La militante Quart Monde s’interroge par ailleurs : « Quand les bénéficiaires du RSA sont sanctionnés, rayés de la liste, que deviennent ces gens ? Est-ce qu’on a calculé le taux de suicide par exemple ? Ils sont rayés des listes de la citoyenneté et on ne sait pas ce qu’ils deviennent et tout le monde s’en fout un peu ».
Une crainte partagée par Marie-Aleth Grard. « Avec ces sanctions, nous allons encore mettre des gens sur le bord du chemin. Est-ce que c’est cela que nous voulons dans notre pays ? Nous ne voulons abandonner personne. Cela ne peut pas durer », affirme la présidente d’ATD Quart Monde. « Une sanction, ce n’est pas pénaliser seulement un allocataire, c’est pénaliser toute une famille, des gens qui risquent de perdre leur logement, leurs quelques sécurités, c’est des enfants qui vont être très mal à l’école, c’est vraiment une perturbation pour toute une famille sur du très long terme », ajoute Isabelle Doresse.
Elle pointe en outre le risque d’arbitraire dans la mise en œuvre des sanctions. « Avant, lorsqu’une sanction était prononcée, une commission pluridisciplinaire était saisie. C’était plutôt un organe de validation, mais elle existait. La ‘suspension-remobilisation’ prévue dans le nouveau texte pourrait être décidée uniquement par le travailleur social de France Travail si le département délègue ses pouvoirs à France Travail », explique-t-elle.
Maltraitance institutionnelle pour les professionnels
Ces évolutions ont des conséquences importantes pour les allocataires et leurs familles, mais aussi pour les travailleurs sociaux. « En général, c’est une vocation, ils ont envie d’aider leur prochain. Mais le problème, c’est qu’on ne leur en donne pas les moyens. Et si on leur donne des moyens, c’est pour sanctionner, surveiller, pas vraiment pour aider la personne qu’elles accompagnent. J’en connais qui sont en dépression », souligne Pascale. « Ils n’ont pas fait ces formations pour sanctionner les personnes, mais pour pouvoir dialoguer avec elles et que leur vie avance », abonde Marie-Aleth Grard, pointant la maltraitance institutionnelle qui vise aussi ces professionnels, qui ont « de moins en moins d’autonomie et de possibilités d’action ». Elle préconise ainsi de faire en sorte que « les travailleurs sociaux puissent faire leur travail d’accompagnement des personnes dans la confiance et dans la durée ».

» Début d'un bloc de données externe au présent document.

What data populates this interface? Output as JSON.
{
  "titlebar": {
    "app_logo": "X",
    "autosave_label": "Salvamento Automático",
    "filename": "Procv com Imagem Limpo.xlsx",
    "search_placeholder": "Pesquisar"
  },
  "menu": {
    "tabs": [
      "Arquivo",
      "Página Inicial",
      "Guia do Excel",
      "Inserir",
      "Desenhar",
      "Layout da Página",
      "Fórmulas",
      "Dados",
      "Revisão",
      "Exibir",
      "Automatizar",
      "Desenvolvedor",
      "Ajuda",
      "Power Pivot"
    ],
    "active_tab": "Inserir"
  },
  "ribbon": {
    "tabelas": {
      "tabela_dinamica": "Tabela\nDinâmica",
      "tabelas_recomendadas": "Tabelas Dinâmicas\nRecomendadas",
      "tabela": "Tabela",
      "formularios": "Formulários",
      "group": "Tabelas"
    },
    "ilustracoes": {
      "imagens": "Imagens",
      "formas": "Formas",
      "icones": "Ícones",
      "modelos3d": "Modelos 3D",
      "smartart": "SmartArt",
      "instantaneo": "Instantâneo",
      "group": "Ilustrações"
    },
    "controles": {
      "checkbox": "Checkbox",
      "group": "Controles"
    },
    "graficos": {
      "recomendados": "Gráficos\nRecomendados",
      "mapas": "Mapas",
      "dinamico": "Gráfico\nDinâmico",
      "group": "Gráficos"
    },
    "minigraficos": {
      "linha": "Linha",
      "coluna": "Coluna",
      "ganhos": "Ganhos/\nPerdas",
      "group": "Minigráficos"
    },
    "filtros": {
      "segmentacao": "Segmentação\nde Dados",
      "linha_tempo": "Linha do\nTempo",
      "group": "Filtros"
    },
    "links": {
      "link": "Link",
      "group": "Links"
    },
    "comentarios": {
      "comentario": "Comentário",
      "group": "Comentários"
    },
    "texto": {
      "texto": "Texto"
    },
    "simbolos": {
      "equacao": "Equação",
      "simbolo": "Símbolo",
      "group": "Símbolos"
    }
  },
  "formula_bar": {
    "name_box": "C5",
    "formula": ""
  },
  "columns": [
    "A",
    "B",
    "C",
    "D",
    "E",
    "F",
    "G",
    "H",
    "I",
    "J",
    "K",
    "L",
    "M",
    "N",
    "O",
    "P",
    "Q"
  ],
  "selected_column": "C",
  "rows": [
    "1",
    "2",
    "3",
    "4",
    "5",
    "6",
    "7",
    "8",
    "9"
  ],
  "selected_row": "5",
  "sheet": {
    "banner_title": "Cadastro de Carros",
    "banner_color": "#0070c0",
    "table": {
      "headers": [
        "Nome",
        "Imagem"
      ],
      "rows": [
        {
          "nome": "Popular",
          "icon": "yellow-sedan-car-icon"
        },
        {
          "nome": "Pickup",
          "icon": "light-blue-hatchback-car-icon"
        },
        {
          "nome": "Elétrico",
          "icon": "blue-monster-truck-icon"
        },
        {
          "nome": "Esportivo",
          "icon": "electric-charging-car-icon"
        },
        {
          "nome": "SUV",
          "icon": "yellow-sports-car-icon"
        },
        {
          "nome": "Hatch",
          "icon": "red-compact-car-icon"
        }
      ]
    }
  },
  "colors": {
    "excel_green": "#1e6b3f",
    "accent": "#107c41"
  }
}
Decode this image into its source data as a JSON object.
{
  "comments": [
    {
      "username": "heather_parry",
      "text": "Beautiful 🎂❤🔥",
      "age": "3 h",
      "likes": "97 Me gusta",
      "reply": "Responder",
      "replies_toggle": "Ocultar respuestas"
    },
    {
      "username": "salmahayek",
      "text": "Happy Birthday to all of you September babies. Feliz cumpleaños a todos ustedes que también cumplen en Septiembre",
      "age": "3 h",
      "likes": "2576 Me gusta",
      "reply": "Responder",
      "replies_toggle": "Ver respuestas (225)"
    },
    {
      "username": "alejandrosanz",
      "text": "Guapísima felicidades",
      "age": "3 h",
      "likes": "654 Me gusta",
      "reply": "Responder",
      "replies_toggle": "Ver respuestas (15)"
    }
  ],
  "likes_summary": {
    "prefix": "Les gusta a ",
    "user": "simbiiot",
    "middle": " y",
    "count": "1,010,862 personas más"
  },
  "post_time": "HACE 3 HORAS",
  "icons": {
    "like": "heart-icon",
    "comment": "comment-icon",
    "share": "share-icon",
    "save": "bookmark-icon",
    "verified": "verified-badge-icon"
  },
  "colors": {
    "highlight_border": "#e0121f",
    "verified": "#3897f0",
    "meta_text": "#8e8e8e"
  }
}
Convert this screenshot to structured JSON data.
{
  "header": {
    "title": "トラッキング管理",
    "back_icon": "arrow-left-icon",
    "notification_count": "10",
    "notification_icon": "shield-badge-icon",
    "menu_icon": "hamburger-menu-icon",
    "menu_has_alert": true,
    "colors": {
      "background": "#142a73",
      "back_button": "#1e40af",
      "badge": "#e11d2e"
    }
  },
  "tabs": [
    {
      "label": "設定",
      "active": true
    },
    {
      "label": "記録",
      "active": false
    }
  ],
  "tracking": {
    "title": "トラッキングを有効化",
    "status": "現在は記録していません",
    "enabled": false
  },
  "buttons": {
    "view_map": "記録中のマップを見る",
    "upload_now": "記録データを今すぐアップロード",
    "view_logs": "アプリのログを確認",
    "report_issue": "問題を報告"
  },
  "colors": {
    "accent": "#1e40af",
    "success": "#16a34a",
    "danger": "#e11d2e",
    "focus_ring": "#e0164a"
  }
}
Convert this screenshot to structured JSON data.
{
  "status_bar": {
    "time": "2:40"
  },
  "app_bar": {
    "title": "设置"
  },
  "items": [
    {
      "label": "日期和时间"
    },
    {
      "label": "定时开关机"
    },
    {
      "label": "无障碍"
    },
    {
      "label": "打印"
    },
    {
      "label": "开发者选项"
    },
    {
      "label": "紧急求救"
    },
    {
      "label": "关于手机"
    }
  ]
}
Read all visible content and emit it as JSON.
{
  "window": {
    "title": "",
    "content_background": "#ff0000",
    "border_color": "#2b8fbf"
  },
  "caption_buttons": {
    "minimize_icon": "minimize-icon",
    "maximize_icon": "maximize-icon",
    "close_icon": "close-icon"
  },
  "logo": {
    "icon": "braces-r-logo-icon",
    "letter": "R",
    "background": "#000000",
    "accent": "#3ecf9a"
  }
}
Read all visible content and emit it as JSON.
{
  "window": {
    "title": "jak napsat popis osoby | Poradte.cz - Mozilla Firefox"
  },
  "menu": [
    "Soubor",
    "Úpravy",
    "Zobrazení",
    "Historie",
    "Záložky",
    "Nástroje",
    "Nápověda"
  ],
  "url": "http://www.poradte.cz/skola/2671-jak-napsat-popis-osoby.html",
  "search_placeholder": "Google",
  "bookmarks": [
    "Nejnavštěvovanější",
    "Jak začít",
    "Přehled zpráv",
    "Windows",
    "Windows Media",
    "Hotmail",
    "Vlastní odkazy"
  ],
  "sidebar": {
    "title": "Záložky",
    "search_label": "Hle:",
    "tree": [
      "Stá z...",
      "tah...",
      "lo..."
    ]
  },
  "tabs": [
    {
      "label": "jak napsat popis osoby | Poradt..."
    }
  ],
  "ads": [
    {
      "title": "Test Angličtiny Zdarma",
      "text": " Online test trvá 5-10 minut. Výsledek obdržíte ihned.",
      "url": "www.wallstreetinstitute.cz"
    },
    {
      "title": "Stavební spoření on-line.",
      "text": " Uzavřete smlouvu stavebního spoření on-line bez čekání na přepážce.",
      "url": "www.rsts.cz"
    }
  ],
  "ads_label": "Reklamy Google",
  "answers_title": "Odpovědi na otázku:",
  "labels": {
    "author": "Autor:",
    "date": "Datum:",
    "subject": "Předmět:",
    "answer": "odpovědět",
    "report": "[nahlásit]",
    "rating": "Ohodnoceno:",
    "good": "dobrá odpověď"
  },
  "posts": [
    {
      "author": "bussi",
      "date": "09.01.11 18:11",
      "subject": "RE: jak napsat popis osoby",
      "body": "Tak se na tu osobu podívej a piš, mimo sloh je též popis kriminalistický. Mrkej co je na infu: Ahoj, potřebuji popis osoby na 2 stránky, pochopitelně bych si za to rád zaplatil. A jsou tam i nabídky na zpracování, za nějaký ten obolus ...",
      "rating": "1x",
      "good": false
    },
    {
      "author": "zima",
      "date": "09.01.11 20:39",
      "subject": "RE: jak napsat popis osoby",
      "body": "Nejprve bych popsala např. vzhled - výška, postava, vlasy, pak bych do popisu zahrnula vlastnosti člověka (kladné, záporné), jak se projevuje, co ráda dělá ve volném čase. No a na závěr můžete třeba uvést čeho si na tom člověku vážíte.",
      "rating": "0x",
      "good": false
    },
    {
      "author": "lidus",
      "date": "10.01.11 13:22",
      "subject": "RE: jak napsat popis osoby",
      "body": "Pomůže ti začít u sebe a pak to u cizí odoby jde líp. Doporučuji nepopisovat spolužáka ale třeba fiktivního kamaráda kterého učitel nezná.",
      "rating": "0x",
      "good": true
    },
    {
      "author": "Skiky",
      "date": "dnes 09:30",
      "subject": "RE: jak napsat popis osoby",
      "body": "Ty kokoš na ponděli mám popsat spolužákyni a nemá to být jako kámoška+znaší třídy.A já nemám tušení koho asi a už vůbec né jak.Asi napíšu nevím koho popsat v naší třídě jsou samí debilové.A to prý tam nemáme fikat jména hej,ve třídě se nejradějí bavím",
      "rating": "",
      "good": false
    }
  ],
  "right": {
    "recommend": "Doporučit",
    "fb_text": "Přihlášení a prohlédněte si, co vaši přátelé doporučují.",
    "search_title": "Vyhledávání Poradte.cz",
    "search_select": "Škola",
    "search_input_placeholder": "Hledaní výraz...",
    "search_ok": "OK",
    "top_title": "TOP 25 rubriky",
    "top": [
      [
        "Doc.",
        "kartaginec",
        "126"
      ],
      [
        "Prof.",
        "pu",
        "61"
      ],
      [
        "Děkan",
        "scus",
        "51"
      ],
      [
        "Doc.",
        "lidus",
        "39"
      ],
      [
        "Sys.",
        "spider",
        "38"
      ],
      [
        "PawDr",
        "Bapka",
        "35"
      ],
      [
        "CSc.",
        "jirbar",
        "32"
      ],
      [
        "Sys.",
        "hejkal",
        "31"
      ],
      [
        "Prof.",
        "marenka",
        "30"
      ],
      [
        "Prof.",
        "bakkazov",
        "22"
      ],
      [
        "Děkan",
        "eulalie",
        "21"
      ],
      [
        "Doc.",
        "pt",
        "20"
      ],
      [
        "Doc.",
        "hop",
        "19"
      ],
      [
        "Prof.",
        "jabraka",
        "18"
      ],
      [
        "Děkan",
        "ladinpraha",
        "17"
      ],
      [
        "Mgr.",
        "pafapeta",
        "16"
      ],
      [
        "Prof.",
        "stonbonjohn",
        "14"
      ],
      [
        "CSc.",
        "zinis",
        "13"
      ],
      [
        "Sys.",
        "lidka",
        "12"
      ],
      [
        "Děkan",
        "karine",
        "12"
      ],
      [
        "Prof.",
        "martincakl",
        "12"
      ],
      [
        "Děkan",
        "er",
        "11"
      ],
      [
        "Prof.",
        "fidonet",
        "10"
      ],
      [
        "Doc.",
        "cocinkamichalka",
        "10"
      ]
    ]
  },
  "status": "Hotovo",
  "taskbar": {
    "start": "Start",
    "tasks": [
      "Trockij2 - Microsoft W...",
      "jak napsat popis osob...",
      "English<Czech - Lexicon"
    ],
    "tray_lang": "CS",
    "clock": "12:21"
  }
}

Parmi les premiers signataires de cette pétition lancée le 26 mars, ATD Quart Monde annonce le soutien notamment de Sophie Binet, secrétaire générale de la CGT, Axelle Brodiez-Dolino, historienne, Tarek Daher, délégué général d’Emmaüs France, Daniel Lenoir, ancien directeur général de la Cnaf, Christophe Robert, délégué général de la Fondation pour le logement des défavorisés ou encore Claire Thoury, présidente du Mouvement associatif. Le Mouvement invite toutes les organisations, les syndicats, associations et citoyens et citoyennes à signer et à relayer ce texte.
(1) Pascale n’a pas souhaité donner son nom de famille.